Correspondingly, the dataset provides ≈ 740,000–750,000 QA pairs. Each image features 1–3 QA turns targeting different spatial reasoning levels, using both inherited questions from Bunny_695k and new, depth-focused questions. The dataset is partitioned using a 90/5/5 percent split for training, validation, and test, though no explicit held-out “test” set is detailed for SpatialQA in the primary publication.

2. Taxonomy of Spatial Questions

SpatialQA’s QA pairs are categorized into three levels, each designed to elicit different reasoning capabilities:

1. Level 1: Absolute Depth
   • Queries require pixel- or object-centered depth value estimation from the underlying depth map.
   • Example: “What is the depth at pixel (200,150)?” → “Depth(1.23 m)”
2. Level 2: Relative Depth / Proximity
   • Questions target comparative judgments (e.g., between two objects), requiring Boolean or categorical responses.
   • Example: “Is the red mug or the blue pitcher closer to the camera?” → “The red mug is closer.”
3. Level 3: 3D Spatial Relationships and Counting
   • These capture higher-order object relationships and cardinality constraints, such as “Has A touched B?” or counting the number of objects satisfying a predicate.
   • Example: “Has the green block reached the red block?” → “No – there is still a 5 cm gap.”

The annotation process leverages both automated prompting (GPT-4o) and manual verification, combining depth-map analysis, object-level segmentation (using SAM or bounding-box+center cues), and spatial language templates.

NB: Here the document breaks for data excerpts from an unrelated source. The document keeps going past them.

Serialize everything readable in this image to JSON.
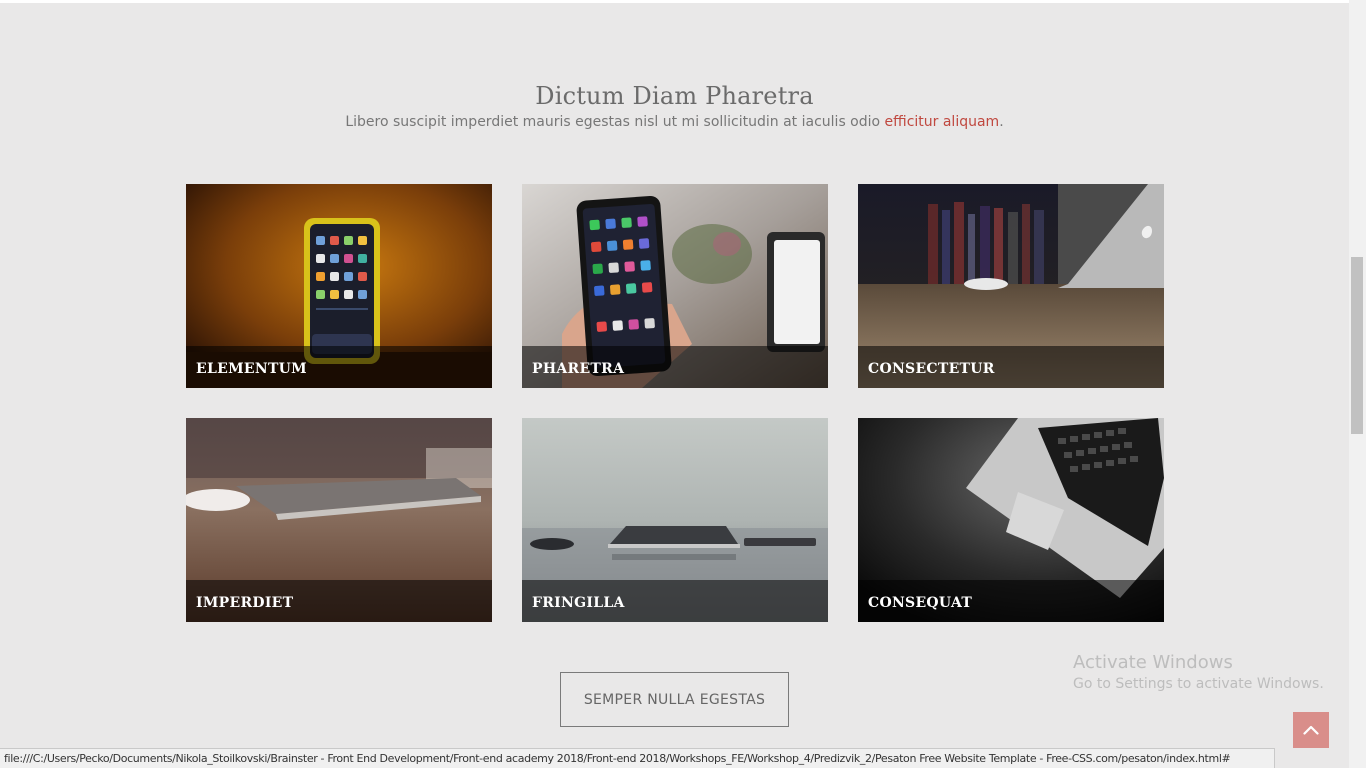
{
  "section": {
    "title": "Dictum Diam Pharetra",
    "subtitle_text": "Libero suscipit imperdiet mauris egestas nisl ut mi sollicitudin at iaculis odio ",
    "subtitle_link": "efficitur aliquam",
    "subtitle_end": "."
  },
  "cards": [
    {
      "label": "ELEMENTUM"
    },
    {
      "label": "PHARETRA"
    },
    {
      "label": "CONSECTETUR"
    },
    {
      "label": "IMPERDIET"
    },
    {
      "label": "FRINGILLA"
    },
    {
      "label": "CONSEQUAT"
    }
  ],
  "button": {
    "label": "SEMPER NULLA EGESTAS"
  },
  "watermark": {
    "line1": "Activate Windows",
    "line2": "Go to Settings to activate Windows."
  },
  "status_url": "file:///C:/Users/Pecko/Documents/Nikola_Stoilkovski/Brainster - Front End Development/Front-end academy 2018/Front-end 2018/Workshops_FE/Workshop_4/Predizvik_2/Pesaton Free Website Template - Free-CSS.com/pesaton/index.html#",
  "colors": {
    "accent": "#c0483f",
    "back_to_top": "#d98e8a",
    "page_bg": "#e9e8e8"
  },
  "icons": {
    "back_to_top": "chevron-up-icon"
  }
}
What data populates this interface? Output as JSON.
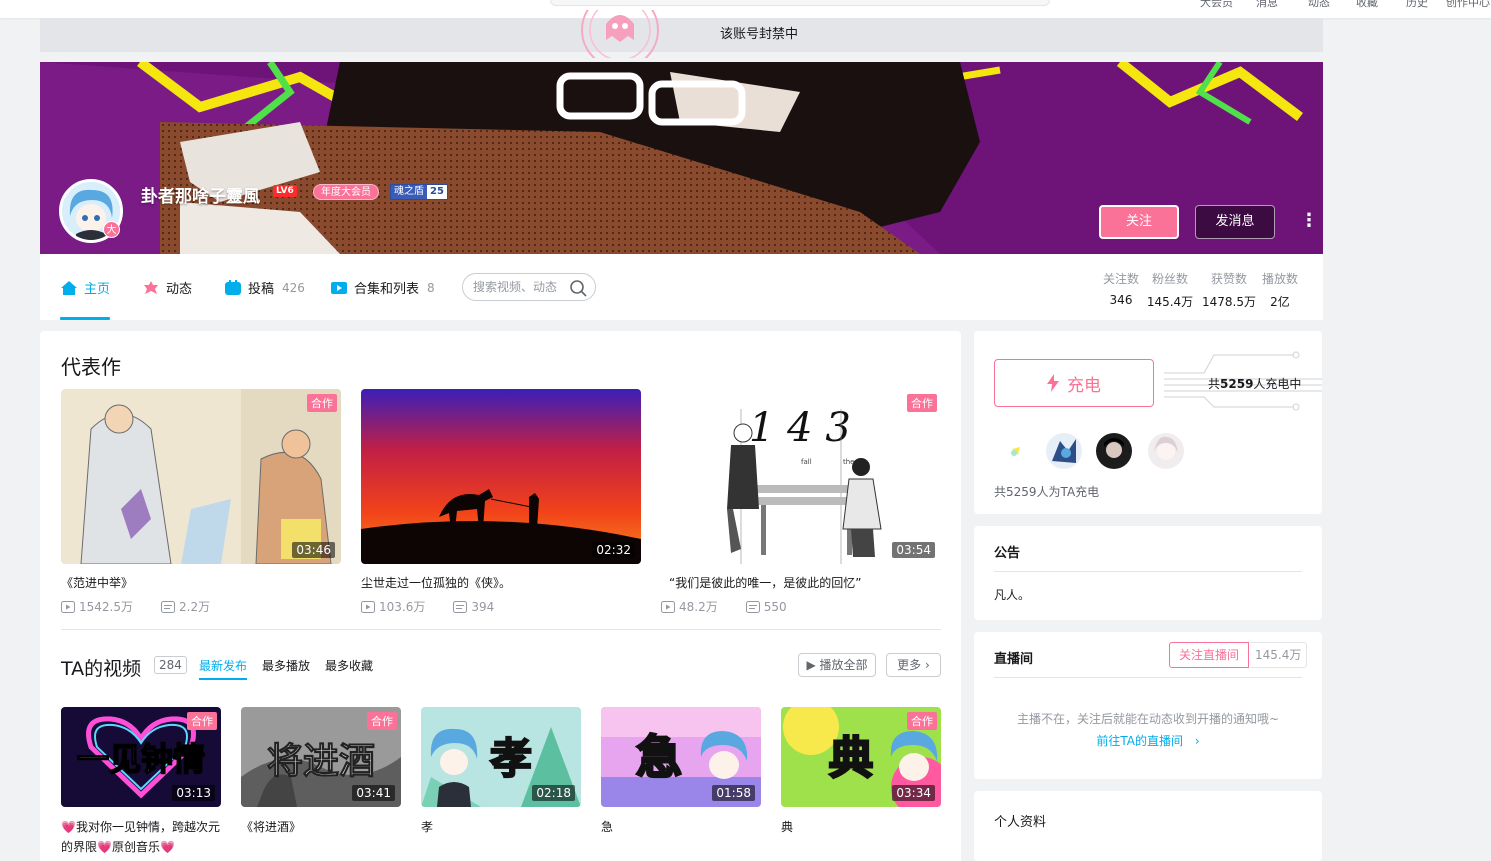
{
  "header": {
    "nav_fragments": [
      "大会员",
      "消息",
      "动态",
      "收藏",
      "历史",
      "创作中心"
    ]
  },
  "banned_notice": "该账号封禁中",
  "profile": {
    "username": "卦者那啥子靈風",
    "level": "LV6",
    "vip_label": "年度大会员",
    "medal_name": "魂之盾",
    "medal_level": "25",
    "avatar_badge": "大",
    "follow_label": "关注",
    "message_label": "发消息"
  },
  "tabs": [
    {
      "label": "主页",
      "count": ""
    },
    {
      "label": "动态",
      "count": ""
    },
    {
      "label": "投稿",
      "count": "426"
    },
    {
      "label": "合集和列表",
      "count": "8"
    }
  ],
  "search": {
    "placeholder": "搜索视频、动态"
  },
  "stats": [
    {
      "label": "关注数",
      "value": "346"
    },
    {
      "label": "粉丝数",
      "value": "145.4万"
    },
    {
      "label": "获赞数",
      "value": "1478.5万"
    },
    {
      "label": "播放数",
      "value": "2亿"
    }
  ],
  "representative": {
    "title": "代表作",
    "videos": [
      {
        "title": "《范进中举》",
        "duration": "03:46",
        "plays": "1542.5万",
        "danmaku": "2.2万",
        "coop": "合作"
      },
      {
        "title": "尘世走过一位孤独的《侠》。",
        "duration": "02:32",
        "plays": "103.6万",
        "danmaku": "394",
        "coop": ""
      },
      {
        "title": "“我们是彼此的唯一，是彼此的回忆”",
        "duration": "03:54",
        "plays": "48.2万",
        "danmaku": "550",
        "coop": "合作"
      }
    ]
  },
  "ta_videos": {
    "title": "TA的视频",
    "count": "284",
    "sorts": [
      "最新发布",
      "最多播放",
      "最多收藏"
    ],
    "play_all": "播放全部",
    "more": "更多",
    "videos": [
      {
        "title": "💗我对你一见钟情，跨越次元的界限💗原创音乐💗",
        "duration": "03:13",
        "coop": "合作",
        "cover_text": "一见钟情"
      },
      {
        "title": "《将进酒》",
        "duration": "03:41",
        "coop": "合作",
        "cover_text": "将进酒"
      },
      {
        "title": "孝",
        "duration": "02:18",
        "coop": "",
        "cover_text": "孝"
      },
      {
        "title": "急",
        "duration": "01:58",
        "coop": "",
        "cover_text": "急"
      },
      {
        "title": "典",
        "duration": "03:34",
        "coop": "合作",
        "cover_text": "典"
      }
    ]
  },
  "charge": {
    "button_label": "充电",
    "count_prefix": "共",
    "count_value": "5259",
    "count_suffix": "人充电中",
    "total_text": "共5259人为TA充电"
  },
  "notice": {
    "title": "公告",
    "text": "凡人。"
  },
  "live": {
    "title": "直播间",
    "follow_label": "关注直播间",
    "follow_count": "145.4万",
    "status_text": "主播不在，关注后就能在动态收到开播的通知哦~",
    "link_text": "前往TA的直播间"
  },
  "personal_info": {
    "title": "个人资料"
  },
  "colors": {
    "accent_blue": "#00aeec",
    "pink": "#fb7299",
    "bg": "#f1f2f3"
  }
}
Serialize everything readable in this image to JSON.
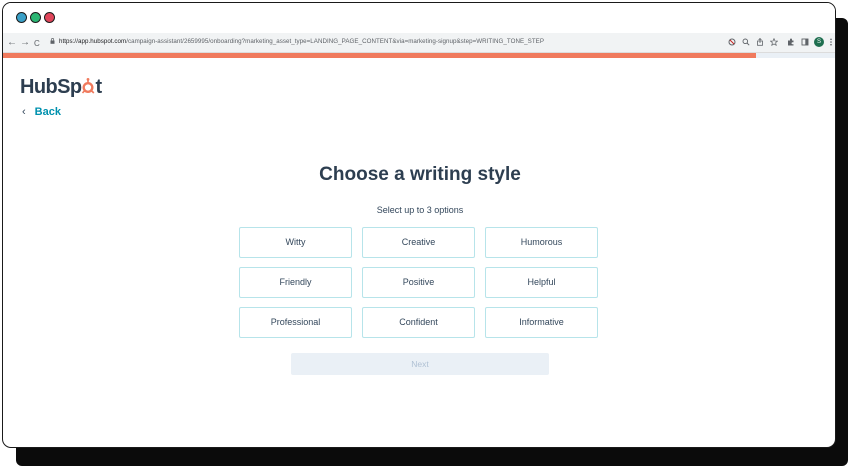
{
  "browser": {
    "url_host": "https://app.hubspot.com",
    "url_path": "/campaign-assistant/2659995/onboarding?marketing_asset_type=LANDING_PAGE_CONTENT&via=marketing-signup&step=WRITING_TONE_STEP",
    "profile_initial": "S",
    "nav": {
      "back": "←",
      "forward": "→",
      "reload": "C"
    }
  },
  "progress": {
    "fraction": 0.905
  },
  "brand": {
    "logo_text_left": "HubSp",
    "logo_text_right": "t",
    "accent": "#f07a5d"
  },
  "nav": {
    "back_label": "Back"
  },
  "main": {
    "heading": "Choose a writing style",
    "subheading": "Select up to 3 options",
    "options": [
      "Witty",
      "Creative",
      "Humorous",
      "Friendly",
      "Positive",
      "Helpful",
      "Professional",
      "Confident",
      "Informative"
    ],
    "next_label": "Next"
  },
  "colors": {
    "option_border": "#b7e4ea",
    "heading": "#2d3e50",
    "link": "#0091ae",
    "next_bg": "#eaf0f6"
  }
}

Percentile statistics within object masks are used for statistical depth description (e.g., min = 5th percentile, max = 95th percentile, mean).

3. Annotation and QA Generation

SpatialQA’s generation pipeline comprises:

• Depth channel population: Sensor depth is used when available; otherwise, ZoeDepth MDE is employed.
• Segmentation: For objects, a stable mask is generated using SAM. If this fails, a fallback to center-pixel depth is applied.
• Prompted QA Synthesis: For ≈ 50,000 images, depth-related prompts are issued to GPT-4o, with templates covering low-level metric reading, proximity comparison, and robot scene understanding.
• Human-in-the-loop QA and filtering: Manual annotation and spot checks remove repetitive or ambiguous examples. In particular, the RT-X subset features manual bounding-box and gripper annotations for robotic grasping scenarios, and all VG/COCO entries are verified against RGB content.
• Quality assurance: No explicit inter-annotator agreement figure is reported. Quality is instead policed through manual spot checks and SAM confidence thresholds.

A JSONL schema is employed per image, encapsulating RGB and depth paths alongside all QA turns.

4. Evaluation Metrics and Benchmarking Protocols

Two key classes of metrics are defined:

• Depth Estimation:
  • Mean Absolute Error (MAE):

  $$\mathrm{MAE} = \frac{1}{N}\sum_{i=1}^N \lvert d_i^{\mathrm{gt}} - d_i^{\mathrm{pred}} \rvert$$ - Depth Accuracy @10%: Proportion of depth queries whose predictions fall within ±10% of ground truth.

• QA Accuracy:
  • Top-1 Accuracy: Fraction of relative/spatial QA where the model's best answer matches ground truth.

  $$\mathrm{Acc} = \frac{\text{\# correct answers}}{\text{total questions}} \times 100\%$$ - On the SpatialBench suite (120 images), accuracy is further decomposed into “Depth,” “Position,” “Counting,” “Reaching,” and “Size” categories.

SpatialQA’s evaluation emphasizes alignment with precise depth and spatial reference, challenging VLMs to anchor language understanding directly in metric 3D structure.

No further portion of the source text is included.